I can’t begin to discuss in detail the results of the host of
measurements mage on these tiny particles. (You may be saying,
“Thank goodness for that!”) They range from microscopic and
mineralogical observations to the detection and analysis of
organic compounds in the particles to the isotopic composition of
the elements found in the particles. The main reason for going to
a comet and collecting bits of it is that comets were formed in the
far reaches of our solar system billions of years ago and should
contain the original stuff out of which our planets were formed.

Surprisingly, virtually all the grains from Wild2 are crystalline
and certain minerals had to have been formed under very hot
conditions. That is, they were formed near the Sun as it was in
its early stages.
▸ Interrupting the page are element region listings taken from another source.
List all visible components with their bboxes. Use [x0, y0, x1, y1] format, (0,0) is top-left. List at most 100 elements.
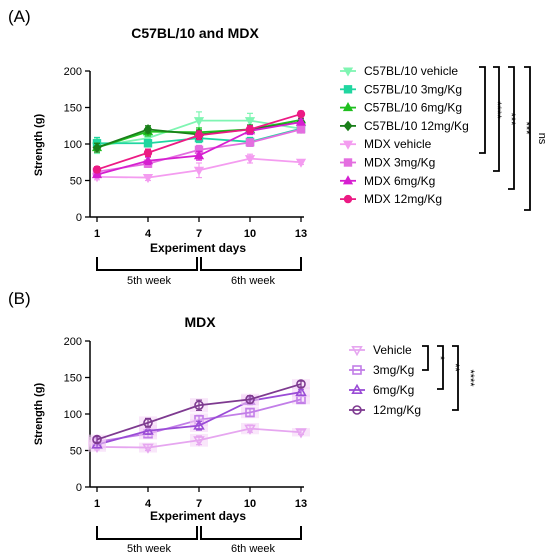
- data-point: [193, 117, 205, 127]
- legend-label: MDX vehicle: [364, 137, 432, 151]
- significance-bracket: [508, 66, 515, 190]
- legend-label: MDX 6mg/Kg: [364, 174, 435, 188]
- x-tick-label: 13: [295, 498, 307, 510]
- y-tick-label: 200: [64, 336, 82, 348]
- y-tick-label: 100: [64, 409, 82, 421]
- legend-label: 12mg/Kg: [373, 403, 421, 417]
- chart-a-ylabel: Strength (g): [33, 114, 45, 177]
- panel-label-a: (A): [8, 7, 31, 26]
- legend-marker: [352, 405, 362, 415]
- x-tick-label: 10: [244, 228, 256, 240]
- week-bracket: [96, 257, 198, 271]
- data-point: [245, 138, 255, 147]
- data-point: [92, 142, 102, 153]
- legend-marker: [343, 194, 353, 204]
- significance-label: *: [434, 356, 446, 361]
- legend-label: MDX 12mg/Kg: [364, 192, 442, 206]
- data-point: [142, 443, 154, 454]
- data-point: [244, 155, 256, 165]
- legend-label: 3mg/Kg: [373, 363, 414, 377]
- x-tick-label: 1: [94, 228, 100, 240]
- chart-a-title: C57BL/10 and MDX: [131, 25, 259, 41]
- legend-marker: [352, 365, 362, 375]
- data-point: [91, 169, 103, 179]
- chart-b-ylabel: Strength (g): [33, 383, 45, 446]
- legend-marker: [342, 175, 354, 185]
- x-tick-label: 4: [145, 228, 152, 240]
- data-point: [296, 379, 306, 389]
- legend-label: C57BL/10 vehicle: [364, 64, 458, 78]
- x-tick-label: 4: [145, 498, 152, 510]
- chart-b-title: MDX: [184, 314, 216, 330]
- chart-a-week1-label: 5th week: [127, 275, 172, 287]
- data-point: [245, 407, 255, 418]
- chart-a-legend: C57BL/10 vehicle C57BL/10 3mg/Kg C57BL/10 …: [340, 64, 548, 211]
- data-point: [193, 150, 205, 160]
- significance-label: **: [449, 363, 461, 372]
- legend-marker: [342, 140, 354, 150]
- legend-label: 6mg/Kg: [373, 383, 414, 397]
- data-point: [295, 385, 307, 397]
- y-tick-label: 100: [64, 139, 82, 151]
- x-tick-label: 10: [244, 498, 256, 510]
- data-point: [143, 148, 153, 157]
- significance-bracket: [422, 345, 429, 371]
- legend-marker: [343, 85, 353, 94]
- x-tick-label: 7: [196, 228, 202, 240]
- chart-b-xlabel: Experiment days: [150, 509, 246, 523]
- y-tick-label: 50: [70, 176, 82, 188]
- data-point: [193, 166, 205, 176]
- chart-a-xlabel: Experiment days: [150, 241, 246, 255]
- data-point: [295, 428, 307, 439]
- y-tick-label: 50: [70, 446, 82, 458]
- significance-bracket: [437, 345, 444, 390]
- data-point: [245, 394, 255, 405]
- series-7: [92, 109, 306, 174]
- significance-label: ****: [491, 101, 503, 119]
- data-point: [143, 124, 153, 135]
- data-point: [193, 419, 205, 430]
- data-point: [296, 125, 306, 134]
- y-tick-label: 0: [76, 212, 82, 224]
- data-point: [295, 116, 307, 126]
- series-2: [88, 385, 310, 450]
- legend-marker: [342, 67, 354, 77]
- y-tick-label: 150: [64, 103, 82, 115]
- data-point: [193, 436, 205, 447]
- significance-bracket: [493, 66, 500, 172]
- x-tick-label: 7: [196, 498, 202, 510]
- significance-label: ***: [520, 122, 532, 136]
- legend-marker: [351, 345, 363, 357]
- legend-label: C57BL/10 6mg/Kg: [364, 101, 462, 115]
- significance-label: ****: [464, 369, 476, 387]
- legend-label: Vehicle: [373, 343, 412, 357]
- data-point: [245, 125, 255, 134]
- chart-a-week2-label: 6th week: [231, 275, 276, 287]
- significance-label: ***: [505, 113, 517, 127]
- legend-marker: [343, 120, 353, 132]
- x-tick-label: 13: [295, 228, 307, 240]
- chart-b-plot: 0 50 100 150 200 1 4 7 10 13: [64, 336, 310, 540]
- series-3: [88, 379, 310, 445]
- legend-marker: [343, 158, 353, 167]
- significance-label: ns: [536, 133, 548, 145]
- data-point: [295, 158, 307, 168]
- data-point: [92, 434, 102, 445]
- data-point: [244, 117, 256, 127]
- panel-label-b: (B): [8, 289, 31, 308]
- data-point: [143, 139, 153, 148]
- data-point: [194, 131, 204, 140]
- significance-bracket: [452, 345, 459, 411]
- y-tick-label: 0: [76, 482, 82, 494]
- week-bracket: [96, 526, 198, 540]
- legend-label: C57BL/10 12mg/Kg: [364, 119, 469, 133]
- data-point: [244, 424, 256, 435]
- week-bracket: [200, 526, 302, 540]
- data-point: [296, 109, 306, 119]
- significance-bracket: [524, 66, 531, 211]
- data-point: [142, 174, 154, 184]
- legend-label: MDX 3mg/Kg: [364, 156, 435, 170]
- legend-label: C57BL/10 3mg/Kg: [364, 82, 462, 96]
Since the comet was formed in the far reaches of
the emerging solar system the conclusion is that there was
mixing of the “presolar” and solar stuff on an immense scale.
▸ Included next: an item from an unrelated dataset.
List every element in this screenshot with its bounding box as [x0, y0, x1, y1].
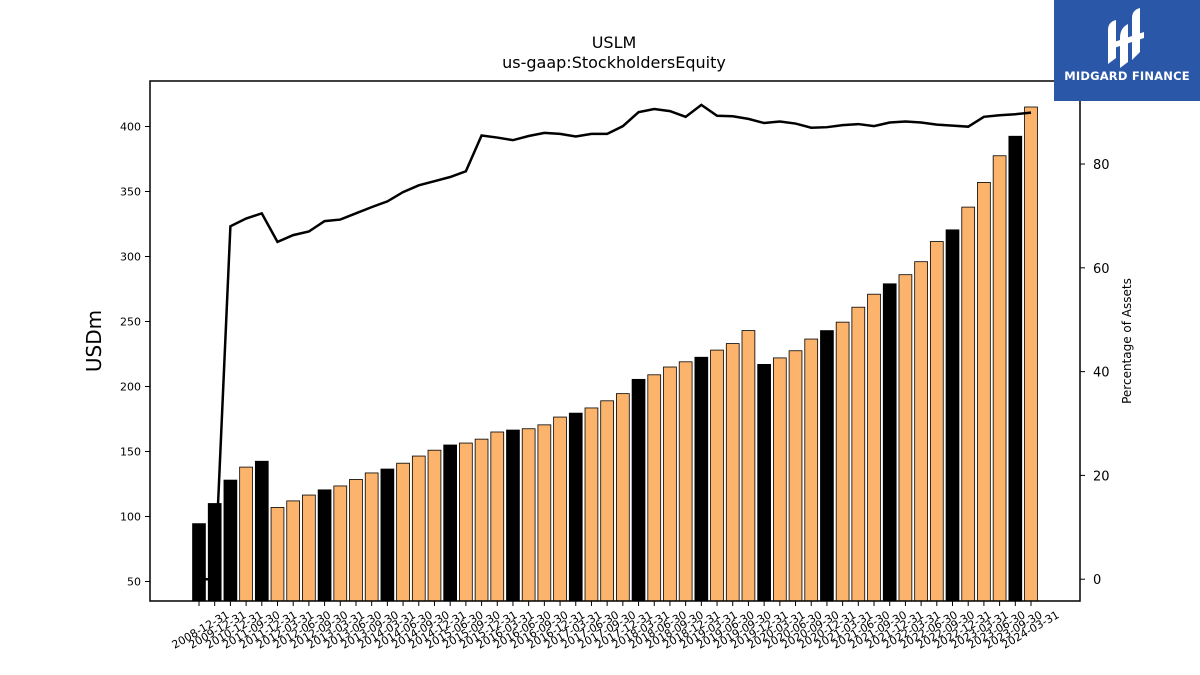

One grain in particular contains calcium- and aluminum-rich
inclusions that are found in meteorites and are thought to have
formed in the hot innermost regions of the solar nebula, well
inside the orbit of the planet Mercury.

The findings support predictions a few years ago by F. H. Shu
and colleagues and by D. Bockelee-Morvan and coworkers.
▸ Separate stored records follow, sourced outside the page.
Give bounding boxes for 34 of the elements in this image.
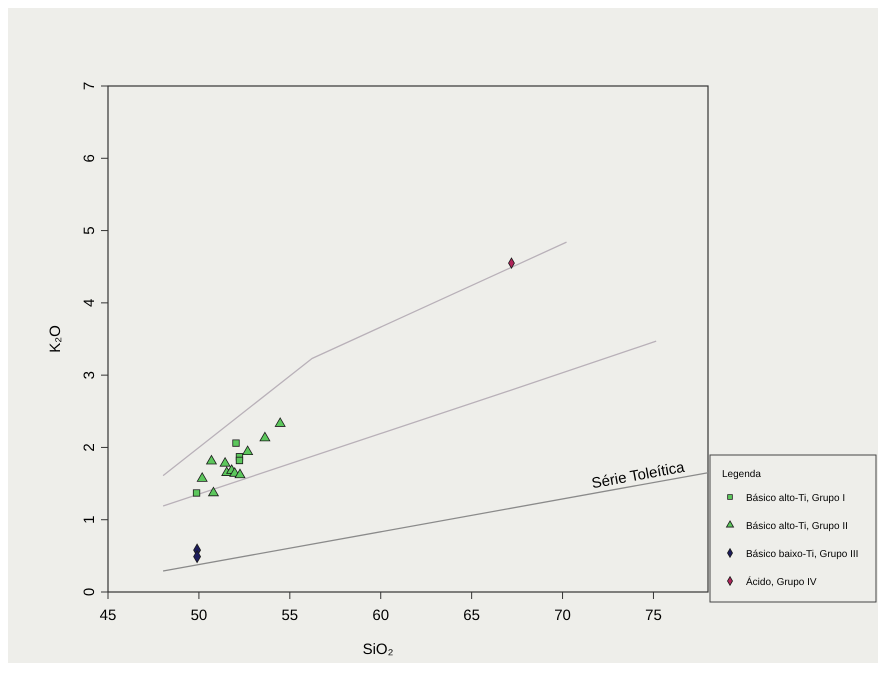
legend-label: Básico alto-Ti, Grupo II [746,521,848,532]
x-tick-label: 75 [645,607,662,624]
y-tick-label: 5 [81,226,98,235]
point [192,489,200,497]
legend-label: Básico baixo-Ti, Grupo III [746,549,858,560]
x-tick-label: 60 [372,607,390,624]
x-tick-label: 70 [554,607,571,624]
legend-label: Ácido, Grupo IV [746,576,817,588]
y-tick-label: 3 [81,370,98,380]
y-tick-label: 6 [81,154,98,162]
point [232,439,240,447]
x-axis-title: SiO₂ [362,641,394,658]
point [206,455,217,464]
y-axis-title: K₂O [47,325,64,353]
x-tick-label: 65 [463,607,480,624]
point [274,417,286,427]
y-tick-label: 7 [81,82,98,90]
point [208,486,219,496]
x-tick-label: 45 [100,607,116,624]
y-tick-label: 4 [81,298,98,308]
point [220,457,230,467]
y-tick-label: 0 [81,588,98,596]
x-tick-label: 50 [190,607,208,624]
point [236,456,244,464]
y-tick-label: 2 [81,443,98,452]
legend-title: Legenda [722,469,762,480]
point [196,472,208,482]
x-tick-label: 55 [281,607,298,624]
point [234,468,246,478]
point [260,432,270,442]
legend-label: Básico alto-Ti, Grupo I [746,493,846,504]
y-tick-label: 1 [81,516,98,524]
point [242,446,253,456]
annotation: Série Toleítica [590,458,686,492]
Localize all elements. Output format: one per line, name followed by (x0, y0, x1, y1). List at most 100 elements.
These scientists predicted that there could have been massive
launchings of particles of these calcium- and aluminum-rich
compounds out from the young Sun to the far reaches of the solar
system beyond Neptune. If I interpret the work correctly, it
sounds as though the particles were launched like ballistic
missiles out over the plane of the disk in which the planets now
rotate around the Sun.

While we’re on the subject of the solar system, could we have
committed the first murder of a living thing on another planet? I
found this possibility discussed in an article by Seth Borenstein
in the Star-Ledger. Washington State University professor Dirk
Schulze-Makuch suggests that we looked for the wrong kind of
life in our Mars Viking expeditions in which we added water to
Martian soil and also heated the soil to see what happened. Here
on Earth our living cells contain salt water, not an acceptable
combination on frigid Mars. Schulze-Makuch proposes that a
life form based on cells containing water and hydrogen peroxide
is more appropriate. A mixture of water and peroxide would stay
liquid at –68 degrees Fahrenheit and would not destroy the cells
on freezing. If such life exists on Mars, we would have drowned
it by adding water or killed it by heating it.

I apologize if this column is somewhat disjointed. I’d planned to
write only about meteorites and Stardust but couldn’t ignore
Atala’s important work and the passing of a fellow crystal
grower. And, as I’m posting this column, we’ve just had a
passing snow shower and a few flakes stuck to the ground, if
only for a few minutes. Could our heat wave be over?